Love or hate Spaihts' script, or the premise in general, all of the 'big and bold' ideas that we were promised are in there and actually given proper attention. The prologue he wrote even shows it happening, but then Scott hires Lindelof to make the film less about aliens and more about said 'big and bold' ideas and then, bewilderingly, removes any tangible reference to them.

It is almost possible to imagine that the black goo is a liquid suspension of nanobot-like scarabs doing the same job that Spaihts described in his script! It certainly looked like a clear liquid containing particulates in the 'glass' vials that David examined.

Perhaps poor Fifield, Holloway and the Worms just got a highly concentrated overdose of 'DNA upgrade' causing severe mutation instead of the intended beneficial dose. If Juggernauts were to disperse the black goo in the Earth's atmosphere (suggested by the canister's foaming reaction on contact with an air atmosphere) then I guess the concentration would dilute to parts-per-trillion all over the globe, with slightly less drastic results?!

----

It's a double edged sword unfortunately - Spaihts' script explicitly describes a human 'DNA upgrading process' injected via tiny micro organisms, but at the same time explicitly describes the Juggernaut as a death ship delivering a deadly cargo of Alien eggs intended to wipe out mankind.

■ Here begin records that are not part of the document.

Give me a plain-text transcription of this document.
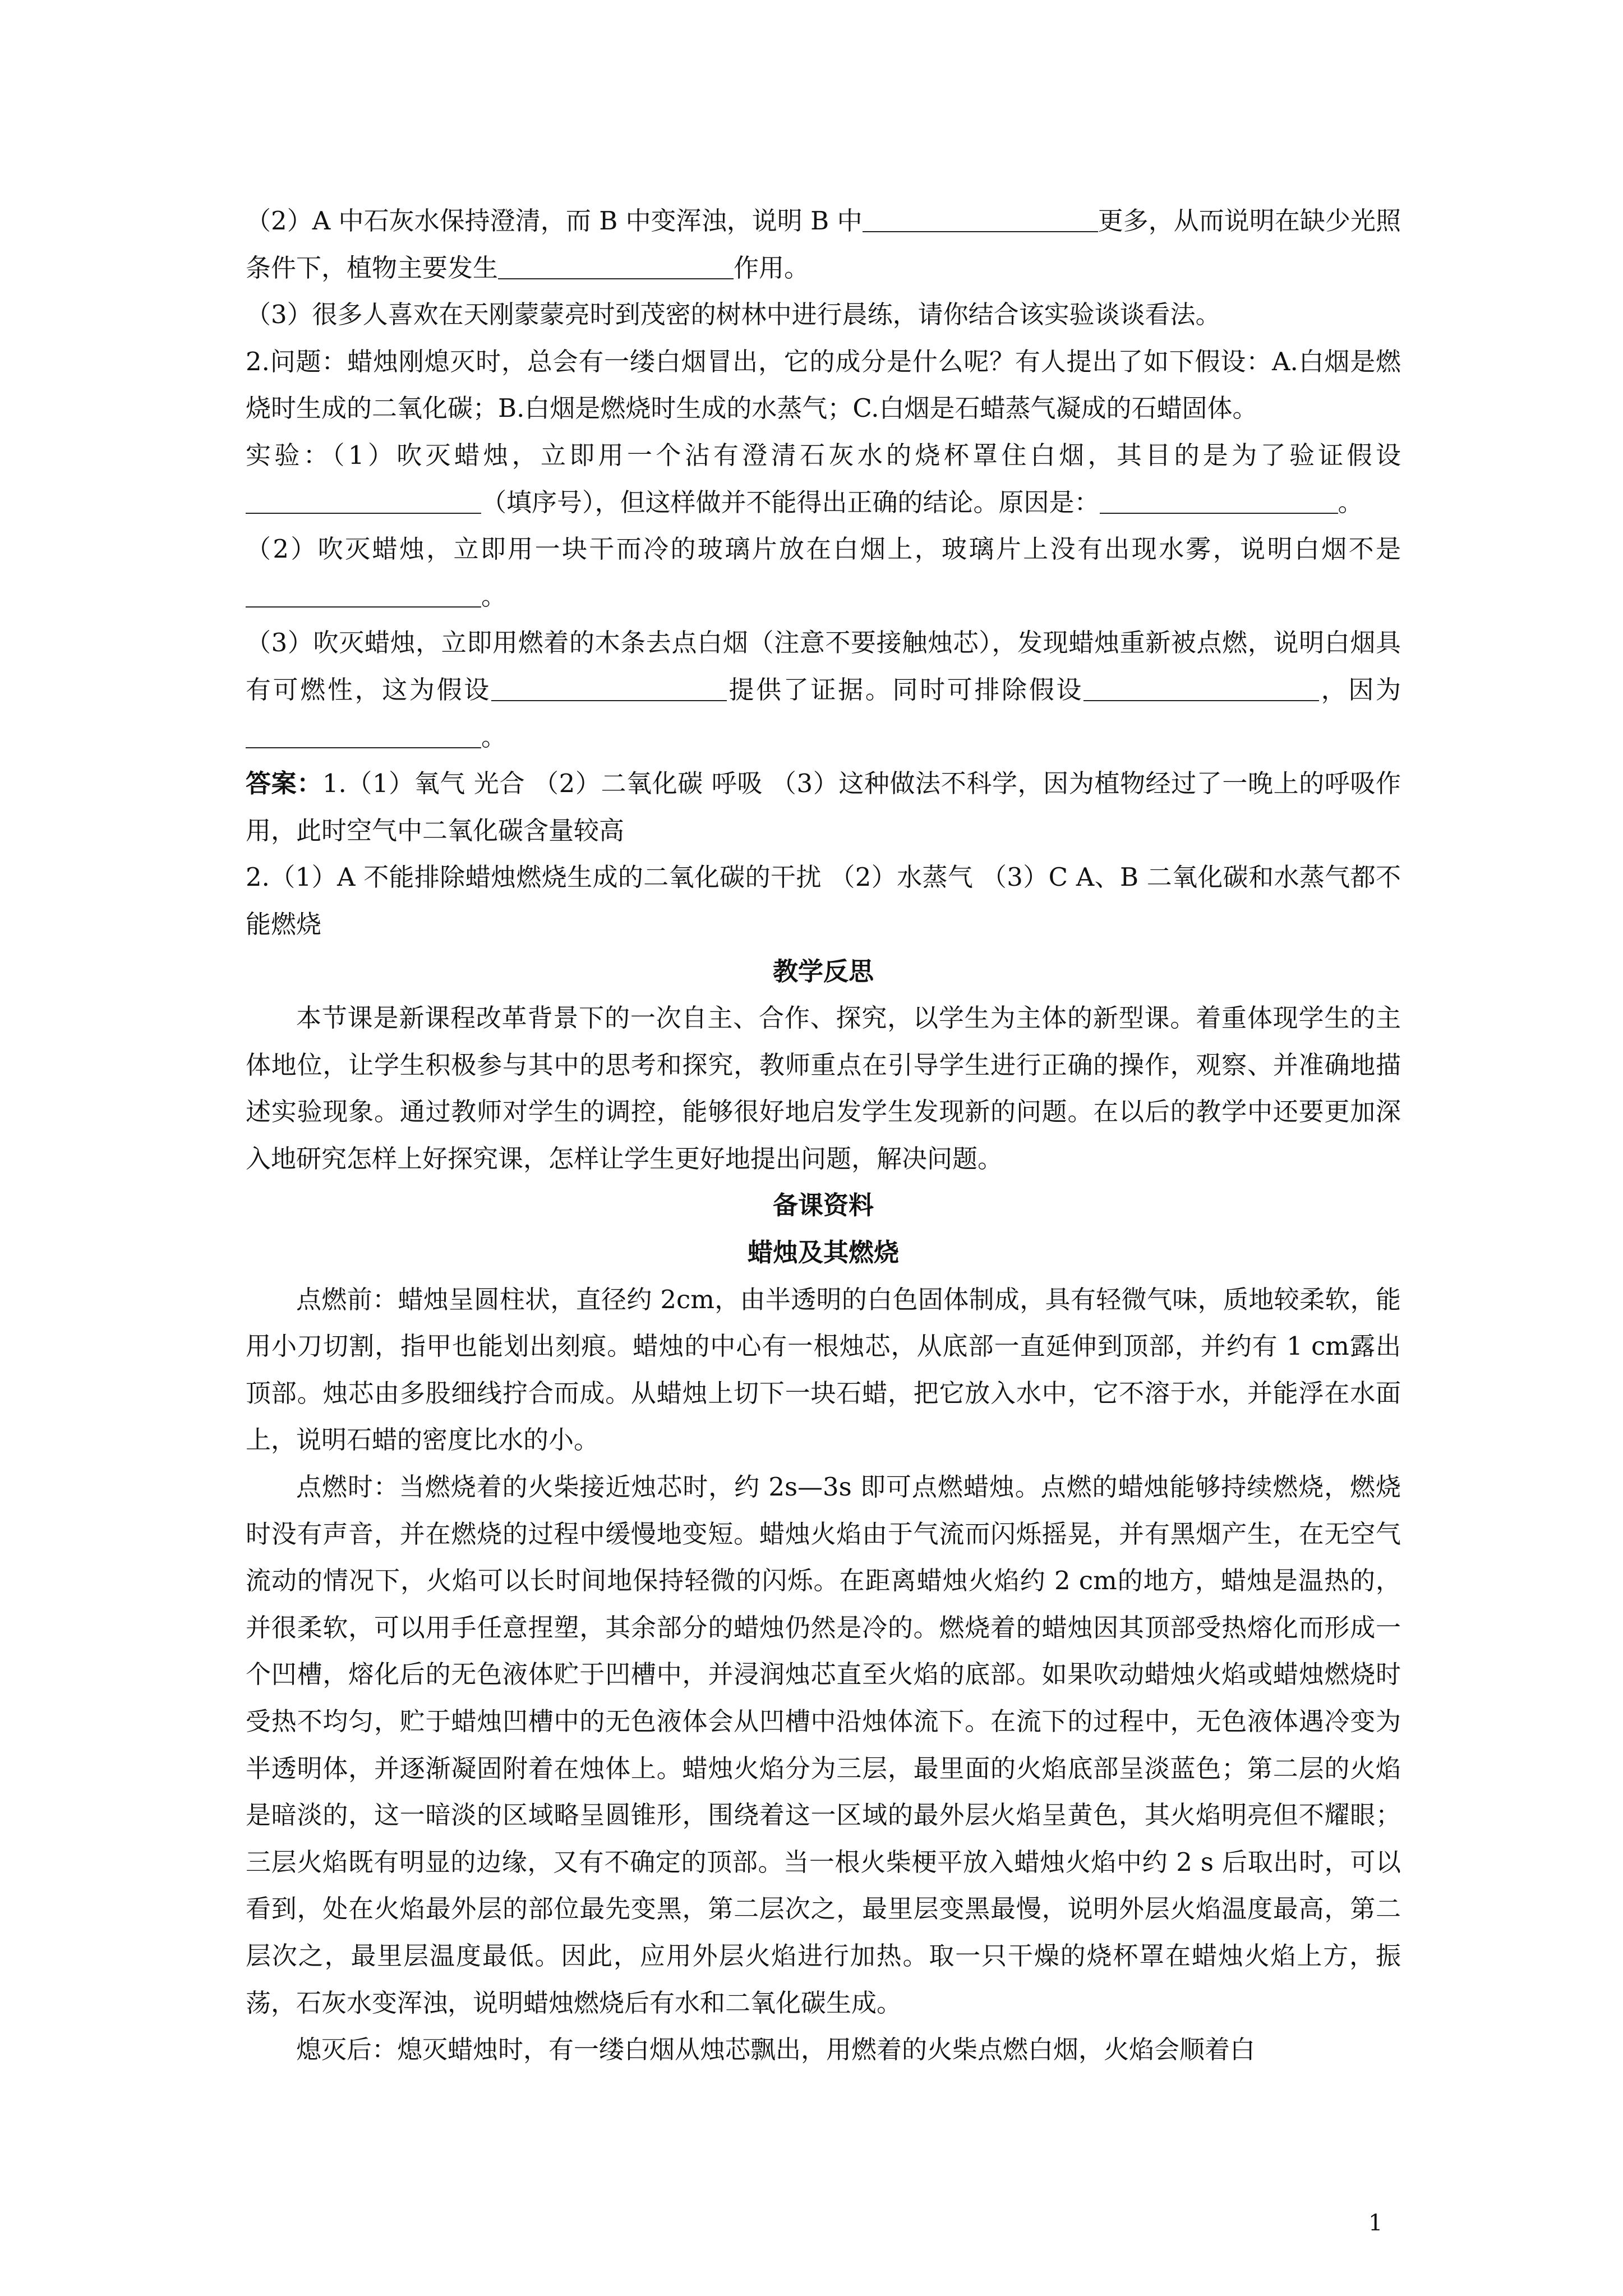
（2）A 中石灰水保持澄清，而 B 中变浑浊，说明 B 中	更多，从而说明在缺少光照条件下，植物主要发生	作用。

（3）很多人喜欢在天刚蒙蒙亮时到茂密的树林中进行晨练，请你结合该实验谈谈看法。

2.问题：蜡烛刚熄灭时，总会有一缕白烟冒出，它的成分是什么呢？有人提出了如下假设：A.白烟是燃烧时生成的二氧化碳；B.白烟是燃烧时生成的水蒸气；C.白烟是石蜡蒸气凝成的石蜡固体。

实验：（1）吹灭蜡烛，立即用一个沾有澄清石灰水的烧杯罩住白烟，其目的是为了验证假设（填序号），但这样做并不能得出正确的结论。原因是：	。

（2）吹灭蜡烛，立即用一块干而冷的玻璃片放在白烟上，玻璃片上没有出现水雾，说明白烟不是。

（3）吹灭蜡烛，立即用燃着的木条去点白烟（注意不要接触烛芯），发现蜡烛重新被点燃，说明白烟具有可燃性，这为假设	提供了证据。同时可排除假设	，因为。

答案：1.（1）氧气 光合 （2）二氧化碳 呼吸 （3）这种做法不科学，因为植物经过了一晚上的呼吸作用，此时空气中二氧化碳含量较高

2.（1）A 不能排除蜡烛燃烧生成的二氧化碳的干扰 （2）水蒸气 （3）C A、B 二氧化碳和水蒸气都不能燃烧

教学反思

本节课是新课程改革背景下的一次自主、合作、探究，以学生为主体的新型课。着重体现学生的主体地位，让学生积极参与其中的思考和探究，教师重点在引导学生进行正确的操作，观察、并准确地描述实验现象。通过教师对学生的调控，能够很好地启发学生发现新的问题。在以后的教学中还要更加深入地研究怎样上好探究课，怎样让学生更好地提出问题，解决问题。

备课资料

蜡烛及其燃烧

点燃前：蜡烛呈圆柱状，直径约 2cm，由半透明的白色固体制成，具有轻微气味，质地较柔软，能用小刀切割，指甲也能划出刻痕。蜡烛的中心有一根烛芯，从底部一直延伸到顶部，并约有 1 cm露出顶部。烛芯由多股细线拧合而成。从蜡烛上切下一块石蜡，把它放入水中，它不溶于水，并能浮在水面上，说明石蜡的密度比水的小。

点燃时：当燃烧着的火柴接近烛芯时，约 2s—3s 即可点燃蜡烛。点燃的蜡烛能够持续燃烧，燃烧时没有声音，并在燃烧的过程中缓慢地变短。蜡烛火焰由于气流而闪烁摇晃，并有黑烟产生，在无空气流动的情况下，火焰可以长时间地保持轻微的闪烁。在距离蜡烛火焰约 2 cm的地方，蜡烛是温热的，并很柔软，可以用手任意捏塑，其余部分的蜡烛仍然是冷的。燃烧着的蜡烛因其顶部受热熔化而形成一个凹槽，熔化后的无色液体贮于凹槽中，并浸润烛芯直至火焰的底部。如果吹动蜡烛火焰或蜡烛燃烧时受热不均匀，贮于蜡烛凹槽中的无色液体会从凹槽中沿烛体流下。在流下的过程中，无色液体遇冷变为半透明体，并逐渐凝固附着在烛体上。蜡烛火焰分为三层，最里面的火焰底部呈淡蓝色；第二层的火焰是暗淡的，这一暗淡的区域略呈圆锥形，围绕着这一区域的最外层火焰呈黄色，其火焰明亮但不耀眼；三层火焰既有明显的边缘，又有不确定的顶部。当一根火柴梗平放入蜡烛火焰中约 2 s 后取出时，可以看到，处在火焰最外层的部位最先变黑，第二层次之，最里层变黑最慢，说明外层火焰温度最高，第二层次之，最里层温度最低。因此，应用外层火焰进行加热。取一只干燥的烧杯罩在蜡烛火焰上方，振荡，石灰水变浑浊，说明蜡烛燃烧后有水和二氧化碳生成。

熄灭后：熄灭蜡烛时，有一缕白烟从烛芯飘出，用燃着的火柴点燃白烟，火焰会顺着白

1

Ughh - I guess Prometheus will forever be a story told from three separate points of view...
...and never the twain+Ridley shall meet!

josephchoi

I always thought the black goo was in essence Alien DNA that imprints itself upon whatever it comes in contact with. Some might cause it to die, others to mutate. Engineers could be the ones who managed to either create it or harness it.

Magegg

Blu-Ray explains how the Black Goo works:


Predaker

Who came up with that? Is this more mumbo jumbo like the info about storm rifles and power loaders on the fake website?

Deuterium

Deuterium

#12
Quote from: Predaker on Nov 19, 2012, 05:07:45 PM
Who came up with that? Is this more mumbo jumbo like the info about storm rifles and power loaders on the fake website?

I like to think of it as childish, nonsensical hand-waving, ex post facto, in an attempt to prop up the creaky foundations of a dilapidated house.  Or, perhaps a better metaphor would involve plugging up holes in a sinking ship?

If the writers/director couldn't embed essential information, key to major structural aspects of the narrative (however implausible) within the actual film, then it is a fundamental failure in story-telling.  No amount of viral, external media or post-release fluff can correct or excuse the fact.  If anything, it strikes of desperation.

Magegg

Magegg

#13
Quote from: Deuterium on Nov 19, 2012, 05:38:12 PMIf the writers/director couldn't embed essential information, key to major structural aspects of the narrative (however implausible) within the actual film, then it is a fundamental failure in story-telling.  No amount of viral, external media or post-release fluff can correct or excuse the fact.  If anything, it strikes of desperation.

No. It basically condenses what you saw in the film. And it's true. People who ingested the Black Goo reacted like that, and people who inhaled the Black Goo reacted like that. In case you didn't notice.


And it's clear Black Goo accomplished a double purpose: Spread DNA of creatures (I guess if they feed xenomorphs in Black Goo, we would get Evolution to follow the weapon-path), and spreading chaos by mutating creatures.

Deuterium

Quote from: Magegg on Nov 19, 2012, 05:40:38 PM
Quote from: Deuterium on Nov 19, 2012, 05:38:12 PMIf the writers/director couldn't embed essential information, key to major structural aspects of the narrative (however implausible) within the actual film, then it is a fundamental failure in story-telling.  No amount of viral, external media or post-release fluff can correct or excuse the fact.  If anything, it strikes of desperation.

No. It basically condenses what you saw in the film. And it's true. People who ingested the Black Goo reacted like that, and people who inhaled the Black Goo reacted like that. In case you didn't notice.

Nope, didn't notice.  I probably was distracted by all the other ridiculous nonsense and insanity going on in the film.